Prickly croaker
- Conservation status: Least Concern (IUCN 3.1)

Scientific classification
- Kingdom: Animalia
- Phylum: Chordata
- Class: Actinopterygii
- Division: Teleostei
- Order: Acanthuriformes
- Family: Sciaenidae
- Genus: Aspericorvina Folwer, 1834
- Species: A. jubata
- Binomial name: Aspericorvina jubata (Bleeker, 1855)
- Synonyms: Corvina jubata Bleeker, 1855 ; Johnius jubatus (Bleeker, 1855) ; Johnius melanobrachium Fowler, 1934 ;

= Prickly croaker =

- Authority: (Bleeker, 1855)
- Conservation status: LC
- Parent authority: Folwer, 1834

Species of fish

The prickly croaker (Aspericorvina jubata) is a species of marine ray-finned fish belonging to the family Sciaenidae, the drums and croakers. The species is found in the Indo-West Pacific around southeast Asia. It is the only species in the monospecific genus Aspericorvina.

==Taxonomy==
The prickly croaker was first formally described as Corvina jubata in 1855 by the Dutch physician, herpetologist and ichthyologist Pieter Bleeker with its type locality given as Bandjarmasin on Borneo in Indonesia. In 1934 Henry Weed Fowler described a new species, Johnius melanobrachium, from Bangkok, and classified it in a new subgenus of Johnius he named Aspericorvina. Subsequently, Weed's Johnius melanobrachium was found to be a junior synonym of Bleeker's Corvina jubata but Weed's genus was classified as a valid genus. This fish belongs to the family Sciaenidae in the order Acanthuriformes.

==Etymology==
The prickly croaker's genus name, Aspericorvina is a combination of asper, meaning "rough", an allusion to the small spiny scales on the top of the head, in front of the dorsal fin and on the belly, with corvina, the Spanish name for sciaenids and an early generic name, Corvina Cuvier, 1829, used in the Sciaenidae but this was preoccupied by Corvina Hahn, 1822 in birds. The specific name jubata means "fringed" like a mane, a reference to the prominent bunches of bristle like teeth on the scales of the neck and the crown, giving them the appearance of a brush.

==Description==
The prickly croaker is a small species of sciaenid that has a moderately deep body. They have a blunt, rounded snout which projects a little beyond the upper jaw. The mouth is small and horizontal with the upper jaw extending back as far as the middle or rear edge of the pupil There are large and small teeth in the upper jaw with no canine-like teeth. The larger teeth form an outer series with the largest at the front of the jaw. The lower jaw has a band of villiform teeth. The dorsal fin has 10 spines, in front of an incision with a single spine and 22 to 25 soft rays to the rear of the incision.
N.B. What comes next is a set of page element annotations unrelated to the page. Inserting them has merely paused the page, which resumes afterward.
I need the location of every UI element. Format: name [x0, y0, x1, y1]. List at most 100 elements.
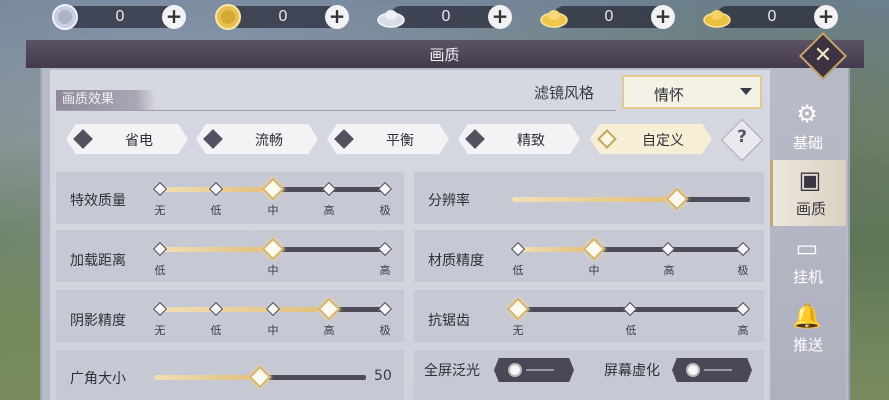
picture-icon: ▣	[798, 166, 822, 194]
chevron-down-icon	[740, 88, 752, 95]
preset-label: 精致	[517, 133, 545, 149]
tick-label: 高	[379, 264, 391, 277]
tick-label: 低	[154, 264, 166, 277]
toggle-knob	[508, 363, 522, 377]
tab-label: 挂机	[792, 268, 823, 286]
slider-node[interactable]	[208, 301, 224, 317]
screen-blur-toggle[interactable]	[672, 358, 752, 382]
tick-label: 极	[737, 264, 749, 277]
add-currency-button[interactable]: +	[325, 5, 349, 29]
tick-label: 中	[267, 204, 279, 217]
setting-toggles: 全屏泛光 屏幕虚化	[414, 350, 764, 400]
add-currency-button[interactable]: +	[162, 5, 186, 29]
setting-label: 抗锯齿	[428, 313, 470, 329]
preset-fine[interactable]: 精致	[458, 124, 580, 154]
slider-thumb[interactable]	[317, 297, 341, 321]
toggle-track-line	[704, 369, 732, 371]
preset-label: 自定义	[642, 133, 684, 149]
slider-node[interactable]	[377, 301, 393, 317]
setting-shadow-quality: 阴影精度 无 低 中 高 极	[56, 290, 404, 342]
add-currency-button[interactable]: +	[651, 5, 675, 29]
currency-bar: 0 + 0 + 0 + 0 + 0 +	[50, 0, 850, 34]
side-tabs: ⚙ 基础 ▣ 画质 ▭ 挂机 🔔 推送	[770, 92, 846, 400]
silver-ingot-icon	[377, 10, 405, 28]
preset-power-save[interactable]: 省电	[66, 124, 188, 154]
slider-node[interactable]	[265, 301, 281, 317]
setting-label: 加载距离	[70, 253, 126, 269]
tick-label: 无	[154, 204, 166, 217]
setting-label: 阴影精度	[70, 313, 126, 329]
slider-node[interactable]	[735, 301, 751, 317]
setting-antialias: 抗锯齿 无 低 高	[414, 290, 764, 342]
setting-label: 全屏泛光	[424, 363, 480, 379]
texture-quality-slider[interactable]	[518, 247, 744, 252]
gold-coin-icon	[215, 4, 241, 30]
tab-push[interactable]: 🔔 推送	[770, 296, 846, 362]
help-icon[interactable]: ?	[727, 127, 757, 147]
filter-style-select[interactable]: 情怀	[622, 75, 762, 109]
slider-node[interactable]	[660, 241, 676, 257]
section-title: 画质效果	[56, 90, 156, 110]
slider-node[interactable]	[152, 241, 168, 257]
slider-node[interactable]	[622, 301, 638, 317]
slider-node[interactable]	[321, 181, 337, 197]
tab-label: 基础	[792, 134, 823, 152]
slider-thumb[interactable]	[261, 177, 285, 201]
tick-label: 高	[663, 264, 675, 277]
slider-node[interactable]	[152, 181, 168, 197]
preset-smooth[interactable]: 流畅	[196, 124, 318, 154]
gear-icon: ⚙	[796, 100, 818, 128]
slider-thumb[interactable]	[665, 187, 689, 211]
tab-label: 画质	[795, 200, 826, 218]
section-divider	[56, 110, 616, 111]
preset-balanced[interactable]: 平衡	[327, 124, 449, 154]
slider-thumb[interactable]	[582, 237, 606, 261]
setting-fov: 广角大小 50	[56, 350, 404, 400]
tab-graphics[interactable]: ▣ 画质	[770, 160, 846, 226]
preset-label: 平衡	[386, 133, 414, 149]
add-currency-button[interactable]: +	[814, 5, 838, 29]
diamond-icon	[334, 129, 354, 149]
currency-gold-ingot-2: 0 +	[702, 3, 842, 31]
bell-icon: 🔔	[792, 302, 822, 330]
preset-label: 省电	[125, 133, 153, 149]
setting-label: 屏幕虚化	[604, 363, 660, 379]
tick-label: 低	[512, 264, 524, 277]
slider-node[interactable]	[208, 181, 224, 197]
preset-label: 流畅	[255, 133, 283, 149]
tick-label: 低	[625, 324, 637, 337]
monitor-icon: ▭	[795, 234, 819, 262]
slider-thumb[interactable]	[506, 297, 530, 321]
panel-title: 画质	[429, 46, 460, 64]
diamond-icon	[73, 129, 93, 149]
tab-basic[interactable]: ⚙ 基础	[770, 94, 846, 160]
filter-label: 滤镜风格	[534, 84, 595, 102]
slider-node[interactable]	[735, 241, 751, 257]
tab-idle[interactable]: ▭ 挂机	[770, 228, 846, 294]
setting-label: 分辨率	[428, 193, 470, 209]
setting-load-distance: 加载距离 低 中 高	[56, 230, 404, 282]
tick-label: 中	[267, 324, 279, 337]
slider-thumb[interactable]	[261, 237, 285, 261]
slider-node[interactable]	[377, 241, 393, 257]
currency-value: 0	[767, 8, 777, 25]
setting-resolution: 分辨率	[414, 172, 764, 224]
tick-label: 高	[737, 324, 749, 337]
tick-label: 极	[379, 324, 391, 337]
fov-value: 50	[374, 368, 392, 384]
slider-node[interactable]	[377, 181, 393, 197]
bloom-toggle[interactable]	[494, 358, 574, 382]
add-currency-button[interactable]: +	[488, 5, 512, 29]
close-icon[interactable]: ✕	[806, 39, 840, 73]
slider-thumb[interactable]	[248, 365, 272, 389]
currency-value: 0	[115, 8, 125, 25]
diamond-icon	[465, 129, 485, 149]
tick-label: 高	[323, 324, 335, 337]
slider-node[interactable]	[152, 301, 168, 317]
currency-gold-ingot: 0 +	[539, 3, 679, 31]
resolution-slider[interactable]	[512, 197, 750, 202]
slider-node[interactable]	[510, 241, 526, 257]
gold-ingot-icon	[540, 10, 568, 28]
toggle-track-line	[526, 369, 554, 371]
preset-custom[interactable]: 自定义	[590, 124, 712, 154]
The anal fin is supported by 2 spines and between 7 and 9 soft rays. The caudal fin is rhomboidal in shape. There are ctenoid scales on the head, back, throat and belly each with 5 or
6 strong projecting spinules on the rear margin. Elsewhere, the scales are cycloid The swim bladder is shaped like a carrot and has roughly 16 pairs of appendages along its sides. The colour of the body is silvery, darkened on the back and there is a dark spot on the operculum. This species reaches a maximum standard length of 16 cm.

==Distribution and habitat==
The prickly croaker is found in the eastern Indian and western Pacific Oceans where it occurs in the Andaman Sea, Gulf of Thailand, Peninsular Malaya, Sumatra, Kalimantan and parts of the South China Sea. It occurs in shallow water along coasts, in estuaries and in mangrove swamps normally on soft muddy or sandy mud substrates.

==Biology==
The prickly croaker has a diet dominated by zooplankton which makes up more than three-quarters of the items consumed.